A Storyby Nathaniel Hawthorne
One September night a family had gathered round their hearth, and piled it high with the driftwood of mountain streams, the dry cones of the pine, and the splintered ruins of great trees that had come crashing down the precipice. Up the chimney roared the fire, and brightened the room with its broad blaze. The faces of the father and mother had a sober gladness; the children laughed; the eldest daughter was the image of Happiness at seventeen; and the aged grandmother, who sat knitting in the warmest place, was the image of Happiness grown old. They had found the “herb, heart’s-ease,” in the bleakest spot of all New England. This family were situated in the Notch of the White Hills, where the wind was sharp throughout the year, and pitilessly cold in the winter—giving their cottage all its fresh inclemency before it descended on the valley of the Saco.
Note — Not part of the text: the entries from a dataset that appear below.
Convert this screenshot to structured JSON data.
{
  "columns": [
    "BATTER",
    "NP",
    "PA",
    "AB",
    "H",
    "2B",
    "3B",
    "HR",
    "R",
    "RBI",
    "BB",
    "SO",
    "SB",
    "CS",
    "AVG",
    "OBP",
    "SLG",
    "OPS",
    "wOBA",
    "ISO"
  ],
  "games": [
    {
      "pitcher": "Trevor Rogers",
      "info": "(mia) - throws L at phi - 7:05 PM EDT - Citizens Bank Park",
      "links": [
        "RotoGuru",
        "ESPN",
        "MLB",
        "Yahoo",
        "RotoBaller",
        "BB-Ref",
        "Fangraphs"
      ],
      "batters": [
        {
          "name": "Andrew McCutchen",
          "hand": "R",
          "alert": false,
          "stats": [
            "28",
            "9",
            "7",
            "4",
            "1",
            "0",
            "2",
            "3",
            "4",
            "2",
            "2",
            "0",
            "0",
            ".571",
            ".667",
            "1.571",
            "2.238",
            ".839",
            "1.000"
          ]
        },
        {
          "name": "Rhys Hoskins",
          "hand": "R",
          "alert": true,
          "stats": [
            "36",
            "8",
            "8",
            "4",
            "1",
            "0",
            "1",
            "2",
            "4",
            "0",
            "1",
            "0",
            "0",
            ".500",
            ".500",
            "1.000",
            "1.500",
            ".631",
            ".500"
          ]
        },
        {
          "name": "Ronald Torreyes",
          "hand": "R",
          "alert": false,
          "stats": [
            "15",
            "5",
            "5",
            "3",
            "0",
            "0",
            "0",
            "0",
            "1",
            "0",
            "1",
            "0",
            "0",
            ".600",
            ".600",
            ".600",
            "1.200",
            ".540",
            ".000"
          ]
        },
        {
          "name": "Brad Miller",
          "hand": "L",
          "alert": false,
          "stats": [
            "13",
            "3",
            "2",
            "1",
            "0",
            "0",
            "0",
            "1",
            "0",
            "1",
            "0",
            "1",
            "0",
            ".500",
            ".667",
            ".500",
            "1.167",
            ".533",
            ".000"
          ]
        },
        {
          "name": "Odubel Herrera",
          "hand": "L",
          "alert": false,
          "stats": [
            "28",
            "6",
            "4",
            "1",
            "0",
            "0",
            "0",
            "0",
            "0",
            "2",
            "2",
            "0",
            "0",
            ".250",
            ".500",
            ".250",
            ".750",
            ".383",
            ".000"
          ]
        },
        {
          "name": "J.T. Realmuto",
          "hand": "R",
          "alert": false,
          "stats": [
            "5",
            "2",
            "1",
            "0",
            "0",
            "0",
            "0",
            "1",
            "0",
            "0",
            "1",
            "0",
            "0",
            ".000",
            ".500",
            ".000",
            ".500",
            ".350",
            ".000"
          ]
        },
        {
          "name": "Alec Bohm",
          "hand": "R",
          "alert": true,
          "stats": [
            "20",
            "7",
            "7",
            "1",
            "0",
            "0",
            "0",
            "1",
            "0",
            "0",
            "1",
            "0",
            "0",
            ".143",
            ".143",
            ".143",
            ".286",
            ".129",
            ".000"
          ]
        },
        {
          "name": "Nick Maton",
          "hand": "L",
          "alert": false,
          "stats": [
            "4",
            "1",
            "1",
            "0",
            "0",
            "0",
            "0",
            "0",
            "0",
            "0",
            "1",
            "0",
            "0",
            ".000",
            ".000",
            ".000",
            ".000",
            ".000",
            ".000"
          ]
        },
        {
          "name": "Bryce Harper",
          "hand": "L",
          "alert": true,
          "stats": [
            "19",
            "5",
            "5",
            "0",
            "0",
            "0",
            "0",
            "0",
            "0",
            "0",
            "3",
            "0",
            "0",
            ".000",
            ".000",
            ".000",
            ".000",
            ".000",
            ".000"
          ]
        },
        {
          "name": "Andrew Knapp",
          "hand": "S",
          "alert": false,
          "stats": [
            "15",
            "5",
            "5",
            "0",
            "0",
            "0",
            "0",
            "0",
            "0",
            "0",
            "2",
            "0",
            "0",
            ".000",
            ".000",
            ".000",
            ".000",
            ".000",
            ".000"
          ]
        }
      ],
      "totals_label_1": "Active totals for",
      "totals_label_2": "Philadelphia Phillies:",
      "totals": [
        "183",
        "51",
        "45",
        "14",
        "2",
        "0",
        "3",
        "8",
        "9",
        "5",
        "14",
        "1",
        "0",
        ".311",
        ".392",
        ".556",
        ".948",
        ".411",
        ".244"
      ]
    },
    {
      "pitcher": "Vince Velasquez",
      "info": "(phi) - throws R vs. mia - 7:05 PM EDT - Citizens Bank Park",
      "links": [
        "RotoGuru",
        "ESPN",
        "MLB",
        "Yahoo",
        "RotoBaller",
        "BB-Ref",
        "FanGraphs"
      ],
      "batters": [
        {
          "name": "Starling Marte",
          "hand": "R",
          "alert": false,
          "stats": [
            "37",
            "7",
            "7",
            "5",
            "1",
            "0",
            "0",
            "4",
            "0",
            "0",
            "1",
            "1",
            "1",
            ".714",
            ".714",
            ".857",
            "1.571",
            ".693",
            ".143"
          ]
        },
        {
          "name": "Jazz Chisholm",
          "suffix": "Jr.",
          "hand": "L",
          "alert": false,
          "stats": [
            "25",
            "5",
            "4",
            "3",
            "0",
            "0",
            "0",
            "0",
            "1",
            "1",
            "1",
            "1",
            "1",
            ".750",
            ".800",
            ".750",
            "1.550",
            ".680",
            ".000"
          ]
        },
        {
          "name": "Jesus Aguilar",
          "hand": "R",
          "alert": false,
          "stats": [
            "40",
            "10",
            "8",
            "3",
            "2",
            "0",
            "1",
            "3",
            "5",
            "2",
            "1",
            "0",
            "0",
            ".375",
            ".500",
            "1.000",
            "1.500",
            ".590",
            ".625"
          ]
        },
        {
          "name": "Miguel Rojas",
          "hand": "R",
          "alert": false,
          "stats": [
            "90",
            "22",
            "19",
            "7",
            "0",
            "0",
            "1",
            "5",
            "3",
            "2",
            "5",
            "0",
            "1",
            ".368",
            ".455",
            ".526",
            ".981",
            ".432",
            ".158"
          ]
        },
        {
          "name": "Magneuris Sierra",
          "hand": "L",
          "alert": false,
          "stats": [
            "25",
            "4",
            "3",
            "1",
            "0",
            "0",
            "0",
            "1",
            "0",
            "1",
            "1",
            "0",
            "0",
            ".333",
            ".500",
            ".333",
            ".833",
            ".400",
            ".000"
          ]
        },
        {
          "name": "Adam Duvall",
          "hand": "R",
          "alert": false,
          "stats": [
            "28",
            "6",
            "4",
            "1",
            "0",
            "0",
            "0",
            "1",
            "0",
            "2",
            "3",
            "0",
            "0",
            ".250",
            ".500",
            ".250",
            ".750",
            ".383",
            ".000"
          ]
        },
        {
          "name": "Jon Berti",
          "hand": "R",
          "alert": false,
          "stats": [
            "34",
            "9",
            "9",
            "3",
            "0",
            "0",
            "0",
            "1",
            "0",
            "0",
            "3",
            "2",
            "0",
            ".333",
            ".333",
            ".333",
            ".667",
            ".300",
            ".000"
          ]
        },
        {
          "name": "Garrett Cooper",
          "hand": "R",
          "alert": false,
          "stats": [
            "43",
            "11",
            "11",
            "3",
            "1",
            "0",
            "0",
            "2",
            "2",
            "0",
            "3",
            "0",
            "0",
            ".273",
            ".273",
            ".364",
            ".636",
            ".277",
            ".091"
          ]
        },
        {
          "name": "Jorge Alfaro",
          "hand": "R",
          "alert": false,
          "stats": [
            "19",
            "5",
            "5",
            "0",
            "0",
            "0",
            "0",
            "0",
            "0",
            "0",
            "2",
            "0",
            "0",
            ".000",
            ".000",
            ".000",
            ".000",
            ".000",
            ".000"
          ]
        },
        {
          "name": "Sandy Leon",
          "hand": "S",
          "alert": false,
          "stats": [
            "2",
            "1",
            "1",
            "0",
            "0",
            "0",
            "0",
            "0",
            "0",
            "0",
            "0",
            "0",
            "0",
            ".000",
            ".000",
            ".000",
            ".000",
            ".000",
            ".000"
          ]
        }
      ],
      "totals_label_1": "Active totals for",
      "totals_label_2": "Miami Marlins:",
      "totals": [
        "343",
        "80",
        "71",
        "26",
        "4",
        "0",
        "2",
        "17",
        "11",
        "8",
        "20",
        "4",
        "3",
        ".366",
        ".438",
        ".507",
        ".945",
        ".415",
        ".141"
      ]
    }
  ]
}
They dwelt in a cold spot and a dangerous one; for a mountain towered above their heads, so steep, that the stones would often rumble down its sides and startle them at midnight.
The daughter had just uttered some simple jest that filled them all with mirth, when the wind came through the Notch and seemed to pause before their cottage—rattling the door, with a sound of wailing and lamentation, before it passed into the valley. For a moment it saddened them, though there was nothing unusual in the tones. But the family were glad again when they perceived that the latch was lifted by some traveller, whose footsteps had been unheard amid the dreary blast which heralded his approach, and wailed as he was entering, and went moaning away from the door.